A 46.0 kg man stands on a spring scale in an elevator. Starting from rest, the elevator ascends, attaining its maximum speed of 1.85 m/s in 1.07 s. It travels with this constant speed for the next 6.80 s. The elevator then slows down (undergoes a uniform acceleration in the negative y direction) for 1.95 s and comes to rest. What is the acceleration of the man while the elevator is slowing down on its way upwards? Answer in units of m/s2 and use the upward direction as positive
To find the acceleration of the man while the elevator is slowing down, we can use the equation for acceleration:
acceleration = (final velocity - initial velocity) / time
First, let's determine the initial velocity of the elevator when it starts slowing down. We know that it has been moving upwards with a constant speed of 1.85 m/s for 6.80 seconds. So, the initial velocity of the elevator is 1.85 m/s.

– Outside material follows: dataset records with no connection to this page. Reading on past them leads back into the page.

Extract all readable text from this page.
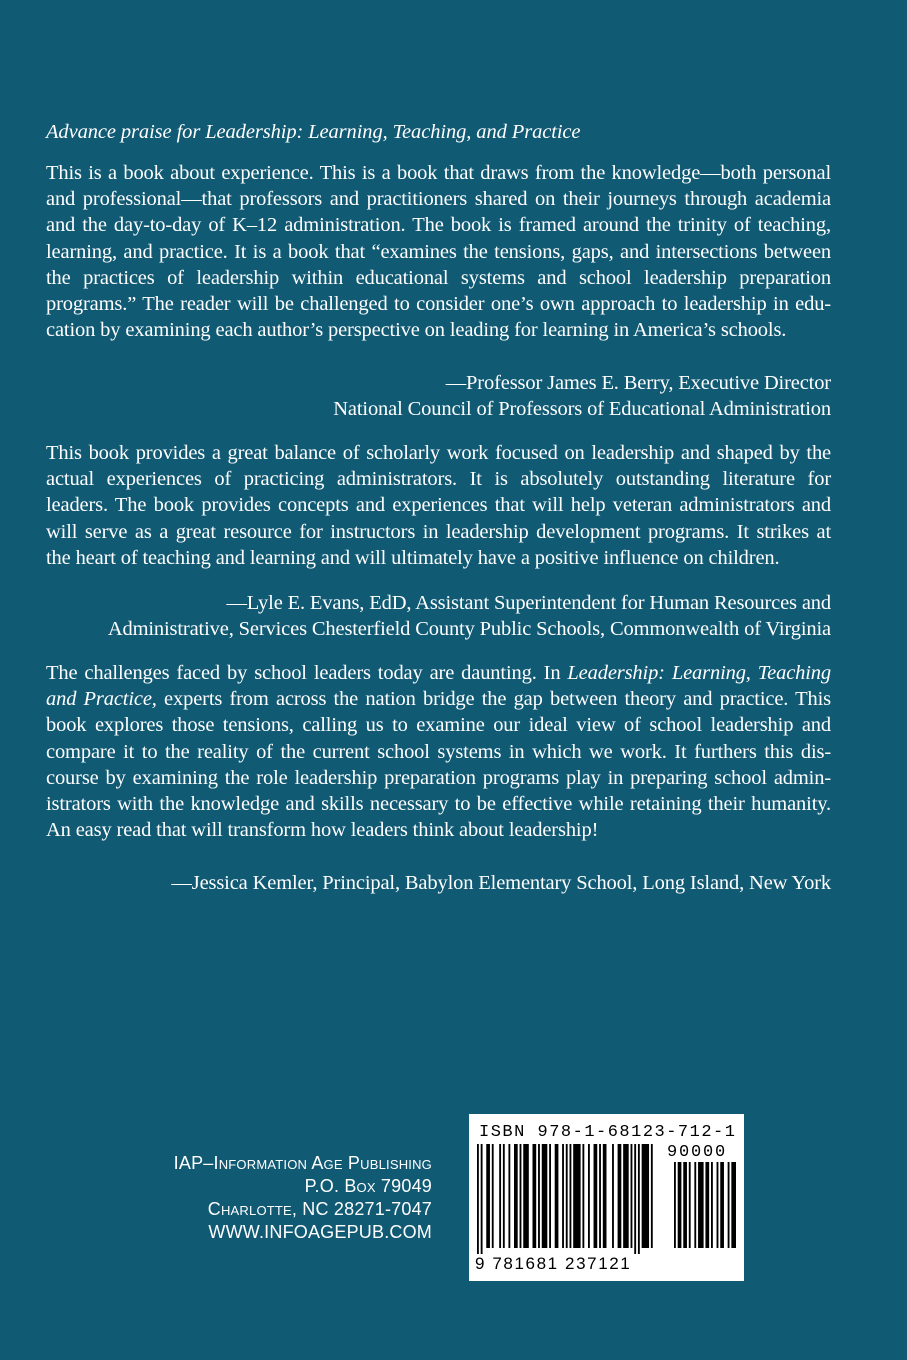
Advance praise for Leadership: Learning, Teaching, and Practice
This is a book about experience. This is a book that draws from the knowledge—both personal
and professional—that professors and practitioners shared on their journeys through academia
and the day-to-day of K–12 administration. The book is framed around the trinity of teaching,
learning, and practice. It is a book that “examines the tensions, gaps, and intersections between
the practices of leadership within educational systems and school leadership preparation
programs.” The reader will be challenged to consider one’s own approach to leadership in edu-
cation by examining each author’s perspective on leading for learning in America’s schools.
—Professor James E. Berry, Executive Director
National Council of Professors of Educational Administration
This book provides a great balance of scholarly work focused on leadership and shaped by the
actual experiences of practicing administrators. It is absolutely outstanding literature for
leaders. The book provides concepts and experiences that will help veteran administrators and
will serve as a great resource for instructors in leadership development programs. It strikes at
the heart of teaching and learning and will ultimately have a positive influence on children.
—Lyle E. Evans, EdD, Assistant Superintendent for Human Resources and
Administrative, Services Chesterfield County Public Schools, Commonwealth of Virginia
The challenges faced by school leaders today are daunting. In Leadership: Learning, Teaching
and Practice, experts from across the nation bridge the gap between theory and practice. This
book explores those tensions, calling us to examine our ideal view of school leadership and
compare it to the reality of the current school systems in which we work. It furthers this dis-
course by examining the role leadership preparation programs play in preparing school admin-
istrators with the knowledge and skills necessary to be effective while retaining their humanity.
An easy read that will transform how leaders think about leadership!
—Jessica Kemler, Principal, Babylon Elementary School, Long Island, New York
IAP–Information Age Publishing
P.O. Box 79049
Charlotte, NC 28271-7047
WWW.INFOAGEPUB.COM
ISBN 978-1-68123-712-1
90000
9 781681 237121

The final velocity of the elevator is 0 m/s since it comes to rest.
The time it takes for the elevator to slow down is given as 1.95 seconds.
Now we can calculate the acceleration:
acceleration = (0 - 1.85) / 1.95
Simplifying this, we have:
acceleration = -1.85 / 1.95
Evaluating this expression, we find:
acceleration ≈ -0.948 m/s² (rounded to three decimal places)
Since we're using the upward direction as positive, the negative sign indicates that the acceleration of the man is in the opposite direction to the motion of the elevator (downward). Therefore, the acceleration of the man while the elevator is slowing down is approximately -0.948 m/s².